Einstein, Pollen, and Randomness
Observations from Dave
I often envy artists, and even those in real estate. As someone who has spent a career in study of risk and financial strategy, the lack of tangible showpieces can be discouraging. So perhaps because of that, I am drawn to stories that connect the work I do with this larger beautiful world. I’ll offer one such story for those who can relate.
In 1827 a botanist named Robert Brown observed that pollen resting in a glass of water was actually moving. It made no sense. For the better part of that century no one could explain why.
In 1900, Louis Bachelier modeled the movements in his doctoral thesis. Interestingly, Mr. Bachelier was not interested in the random movements of pollen and water, or for that matter, movements of any particle suspended in a gas or liquid. But he thought this general idea was enticing for his true interests, which were in stock price prediction. So with that motivation, he introduced the concept of “random walk” that later pushed into Brownian motion in the 1960’s by Paul Samuelson.
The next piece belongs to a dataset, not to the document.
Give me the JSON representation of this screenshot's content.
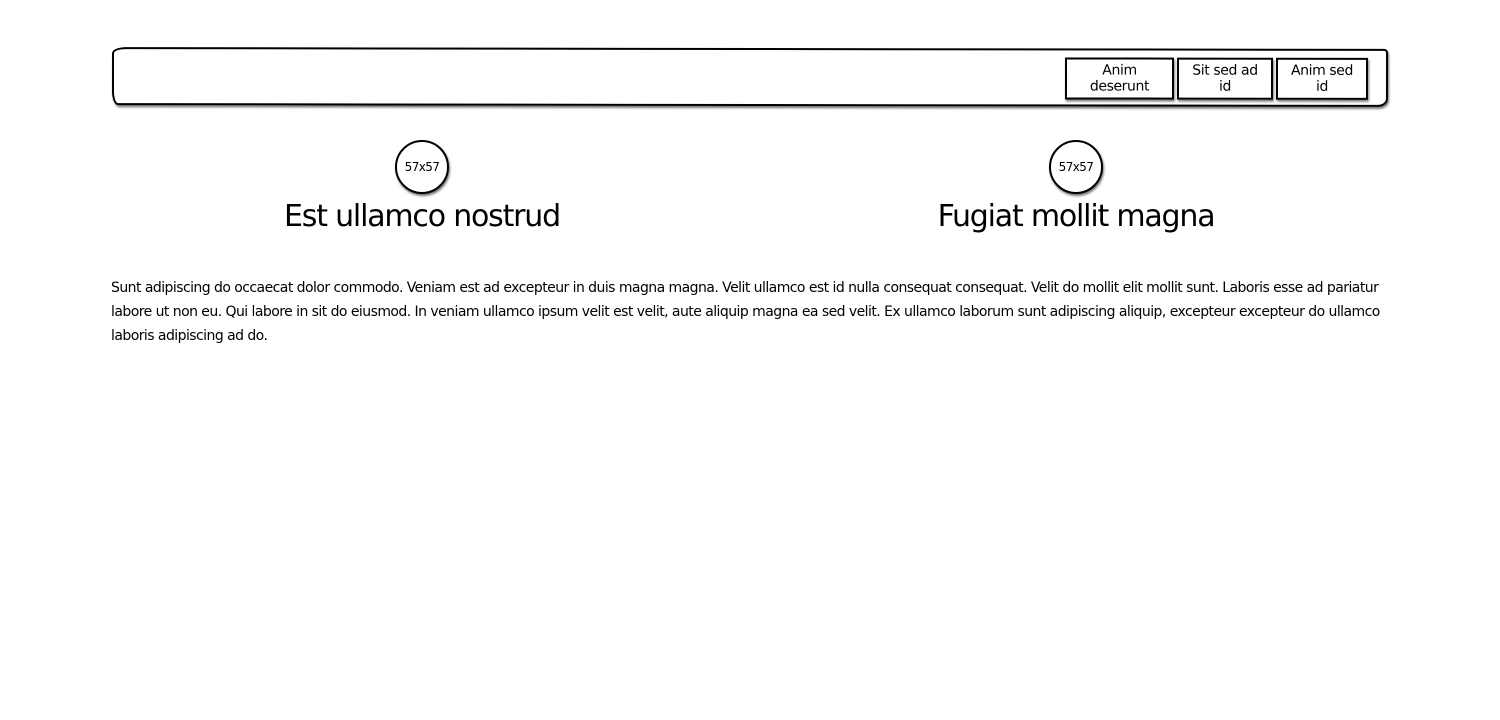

Thanks to pollen, we use Brownian motions for option pricing, stock volatility, risk scenarios, etc. It is the cornerstone of Monte Carlo analysis and likely impacts your investment portfolio decisions more than you know. For a finance geek like me, that's a good ending of the story.
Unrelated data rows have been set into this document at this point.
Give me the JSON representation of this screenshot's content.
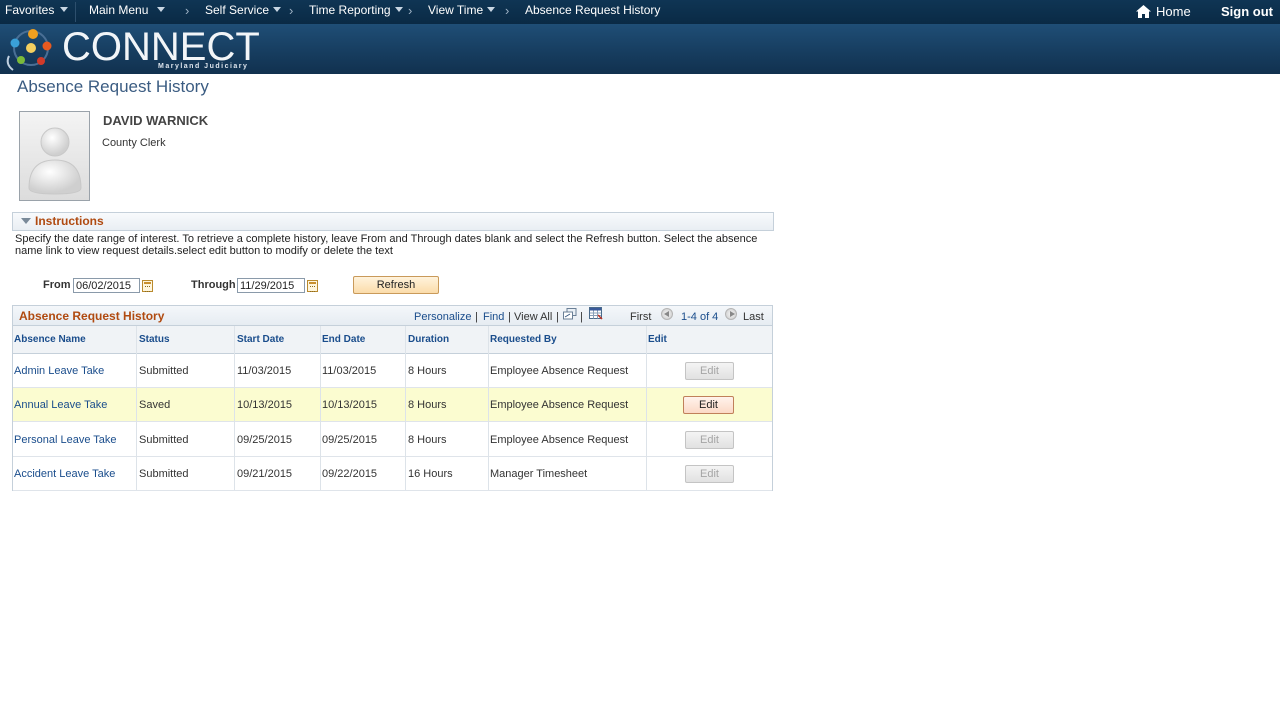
{
  "nav": {
    "favorites": "Favorites",
    "main_menu": "Main Menu",
    "self_service": "Self Service",
    "time_reporting": "Time Reporting",
    "view_time": "View Time",
    "current": "Absence Request History",
    "home": "Home",
    "sign_out": "Sign out"
  },
  "brand": {
    "name": "CONNECT",
    "subtitle": "Maryland Judiciary"
  },
  "page": {
    "title": "Absence Request History"
  },
  "employee": {
    "name": "DAVID WARNICK",
    "title": "County Clerk"
  },
  "instructions": {
    "header": "Instructions",
    "text": "Specify the date range of interest. To retrieve a complete history, leave From and Through dates blank and select the Refresh button. Select the absence name link to view request details.select edit button to modify or delete the text"
  },
  "filters": {
    "from_label": "From",
    "from_value": "06/02/2015",
    "through_label": "Through",
    "through_value": "11/29/2015",
    "refresh_label": "Refresh"
  },
  "grid": {
    "title": "Absence Request History",
    "personalize": "Personalize",
    "find": "Find",
    "view_all": "View All",
    "pipe": "|",
    "first": "First",
    "range": "1-4 of 4",
    "last": "Last",
    "columns": [
      "Absence Name",
      "Status",
      "Start Date",
      "End Date",
      "Duration",
      "Requested By",
      "Edit"
    ],
    "rows": [
      {
        "name": "Admin Leave Take",
        "status": "Submitted",
        "start": "11/03/2015",
        "end": "11/03/2015",
        "duration": "8 Hours",
        "requested_by": "Employee Absence Request",
        "edit": "Edit",
        "edit_enabled": false
      },
      {
        "name": "Annual Leave Take",
        "status": "Saved",
        "start": "10/13/2015",
        "end": "10/13/2015",
        "duration": "8 Hours",
        "requested_by": "Employee Absence Request",
        "edit": "Edit",
        "edit_enabled": true
      },
      {
        "name": "Personal Leave Take",
        "status": "Submitted",
        "start": "09/25/2015",
        "end": "09/25/2015",
        "duration": "8 Hours",
        "requested_by": "Employee Absence Request",
        "edit": "Edit",
        "edit_enabled": false
      },
      {
        "name": "Accident Leave Take",
        "status": "Submitted",
        "start": "09/21/2015",
        "end": "09/22/2015",
        "duration": "16 Hours",
        "requested_by": "Manager Timesheet",
        "edit": "Edit",
        "edit_enabled": false
      }
    ]
  },
  "colors": {
    "nav_bg": "#0f3554",
    "section_title": "#b04a10",
    "link": "#1a4d8c",
    "selected_row": "#fbfcd0"
  }
}
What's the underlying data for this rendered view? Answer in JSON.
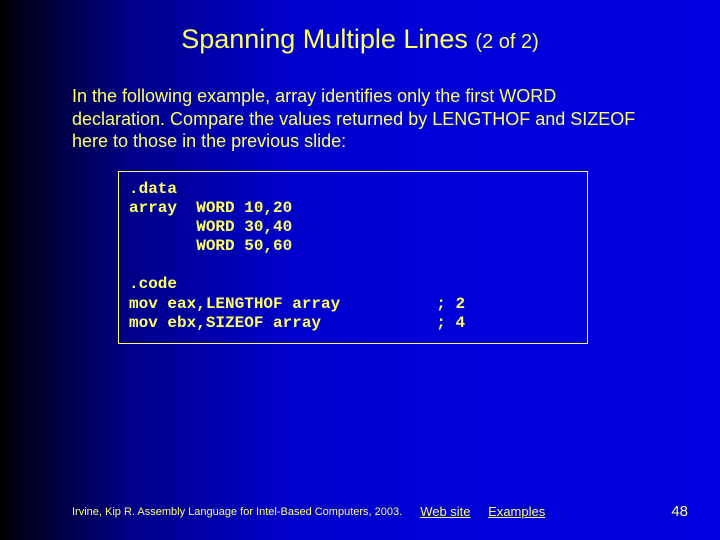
{
  "title": {
    "main": "Spanning Multiple Lines",
    "sub": "(2 of 2)"
  },
  "body": "In the following example, array identifies only the first WORD declaration. Compare the values returned by LENGTHOF and SIZEOF here to those in the previous slide:",
  "code": ".data\narray  WORD 10,20\n       WORD 30,40\n       WORD 50,60\n\n.code\nmov eax,LENGTHOF array          ; 2\nmov ebx,SIZEOF array            ; 4",
  "footer": {
    "citation": "Irvine, Kip R. Assembly Language for Intel-Based Computers, 2003.",
    "link1": "Web site",
    "link2": "Examples",
    "page": "48"
  }
}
Enter Albert Einstein. A few years later in 1905, Einstein wasn't famous nor was he even a doctor in physics, just a patent clerk. Like Mr. Bachelier, Mr. Einstein was captivated by similar ideas as moving pollen in water. He advanced it with his contribution on Brownian motion, offering evidence of atoms and he built predictive formulas offering the displacement of particles based on time, temp, size, etc. The idea of atoms and molecules was still controversial in 1905 and this paper cemented the theory and ushered Einstein into the good graces of the scientific community.
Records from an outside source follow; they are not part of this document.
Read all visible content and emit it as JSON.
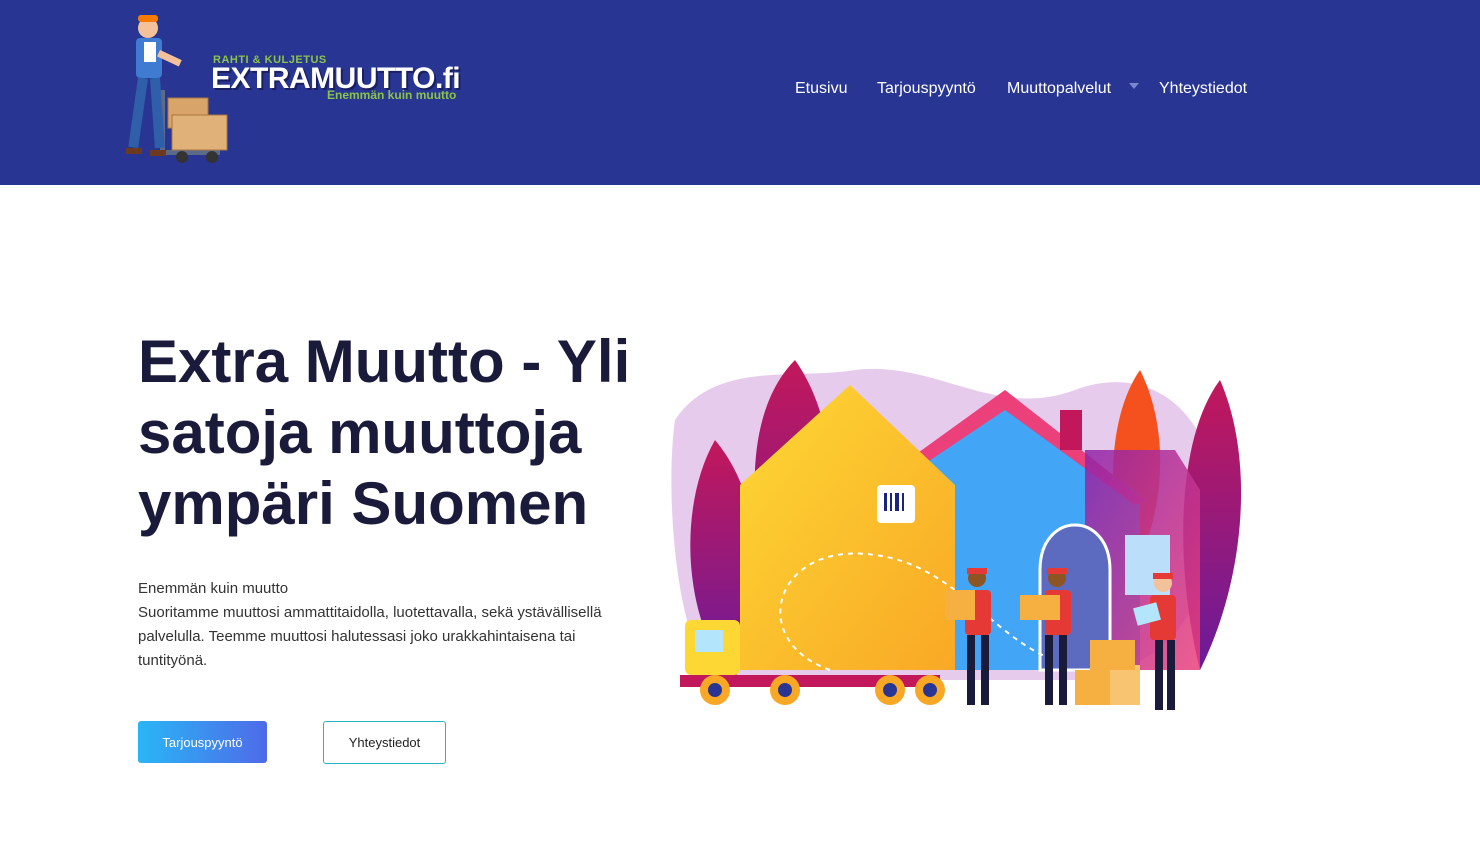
{
  "brand": {
    "small_text": "RAHTI & KULJETUS",
    "name": "EXTRAMUUTTO.fi",
    "tagline": "Enemmän kuin muutto"
  },
  "nav": {
    "items": [
      {
        "label": "Etusivu"
      },
      {
        "label": "Tarjouspyyntö"
      },
      {
        "label": "Muuttopalvelut"
      },
      {
        "label": "Yhteystiedot"
      }
    ]
  },
  "hero": {
    "title": "Extra Muutto - Yli satoja muuttoja ympäri Suomen",
    "subtitle": "Enemmän kuin muutto",
    "body": "Suoritamme muuttosi ammattitaidolla, luotettavalla, sekä ystävällisellä palvelulla. Teemme muuttosi halutessasi joko urakkahintaisena tai tuntityönä.",
    "primary_button": "Tarjouspyyntö",
    "secondary_button": "Yhteystiedot"
  },
  "colors": {
    "header_bg": "#283593",
    "brand_green": "#8bc34a",
    "title_text": "#1a1a3a",
    "button_gradient_start": "#29b6f6",
    "button_gradient_end": "#4f6ae8",
    "outline_button_border": "#26b6c6"
  }
}
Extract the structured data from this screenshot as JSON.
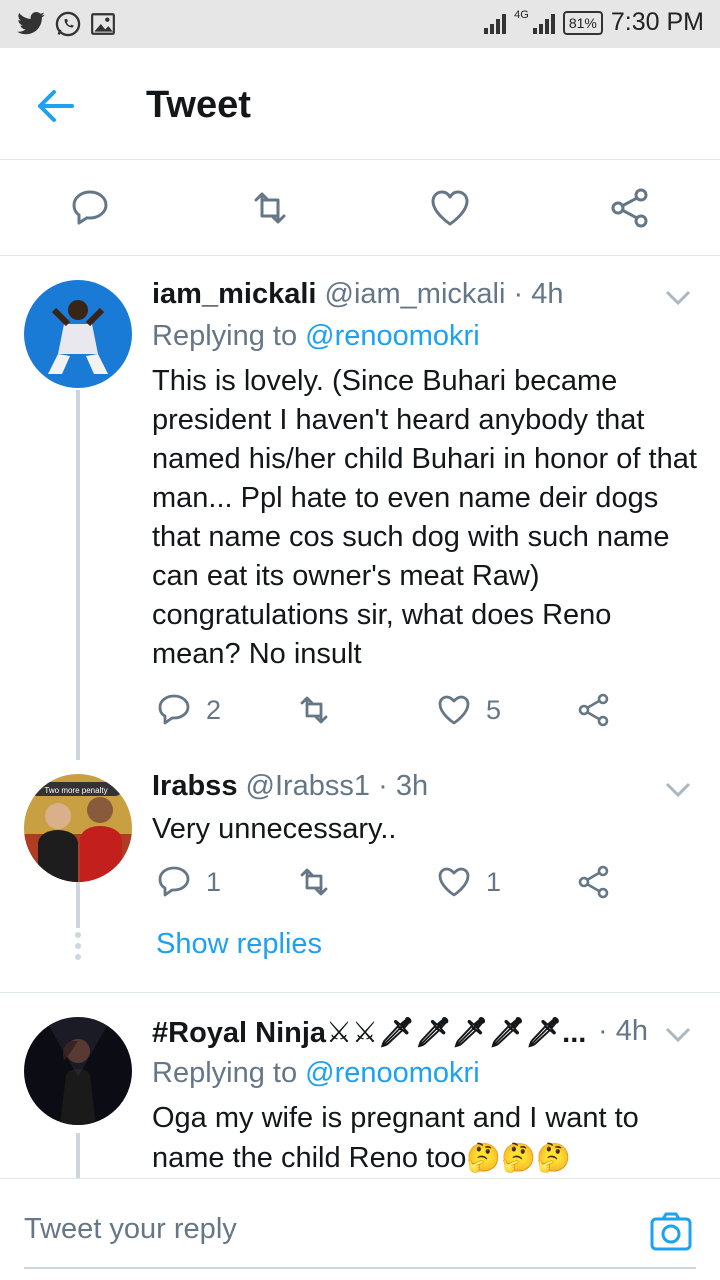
{
  "status_bar": {
    "left_icons": [
      "twitter-icon",
      "whatsapp-icon",
      "gallery-icon"
    ],
    "network": "4G",
    "battery": "81%",
    "time": "7:30 PM"
  },
  "header": {
    "title": "Tweet"
  },
  "tweets": [
    {
      "name": "iam_mickali",
      "handle": "@iam_mickali",
      "time": "4h",
      "replying_label": "Replying to",
      "replying_to": "@renoomokri",
      "text": "This is lovely. (Since Buhari became president I haven't heard anybody that named his/her child Buhari in honor of that man... Ppl hate to even name deir dogs that name cos such dog with such name can eat its owner's meat Raw) congratulations sir, what does Reno mean? No insult",
      "reply_count": "2",
      "like_count": "5"
    },
    {
      "name": "Irabss",
      "handle": "@Irabss1",
      "time": "3h",
      "avatar_caption": "Two more penalty",
      "text": "Very unnecessary..",
      "reply_count": "1",
      "like_count": "1",
      "show_replies": "Show replies"
    },
    {
      "name": "#Royal Ninja⚔⚔🗡🗡🗡🗡🗡...",
      "time": "4h",
      "replying_label": "Replying to",
      "replying_to": "@renoomokri",
      "text": "Oga my wife is pregnant and I want to name the child Reno too",
      "text_emoji": "🤔🤔🤔"
    }
  ],
  "composer": {
    "placeholder": "Tweet your reply"
  },
  "colors": {
    "accent": "#1da1f2",
    "secondary_text": "#657786",
    "divider": "#e1e8ed"
  }
}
So perhaps without curious finance and risk quants, we wouldn't know about Albert Einstein. …Okay, that’s probably going too far. But it is nice to reflect how interconnected we are in business to God’s creation. Just as theoretical physics attempts to offer the ‘how,’ those with forward-thinking decisions in business must also generate viewpoints based on limited observations. These disciplines do intersect occasionally.
But why was the pollen moving? The pollen is huge relative to the water molecules. But these excitable water molecules are bouncing around randomly moving in all directions. As more on one side hit in unison, it may generate enough force to move the giant particle. What is produced is what business people know as a “random walk,” a bit like the up and down fluctuations of a stock in time. For anyone thinking like an economist, you’ll recognize the parallel, “on one hand… on the other hand” arguments that dislodge asset prices to actually move. What appears random really just may be competing forces, each occasionally having its way. It’s not to say causality explains all but perhaps there’s a less clear distinction between the causal and the chaotic.
Much of above was pieced together over years of learning, for which I have long forgotten the source. Sorry. But I was reminded of the story by Walter Isaacson's biography of Albert Einstein. Thanks Mr. Isaacson.
Isaacson, Walter. Einstein: His Life and Universe. Simon & Schuster, 2007.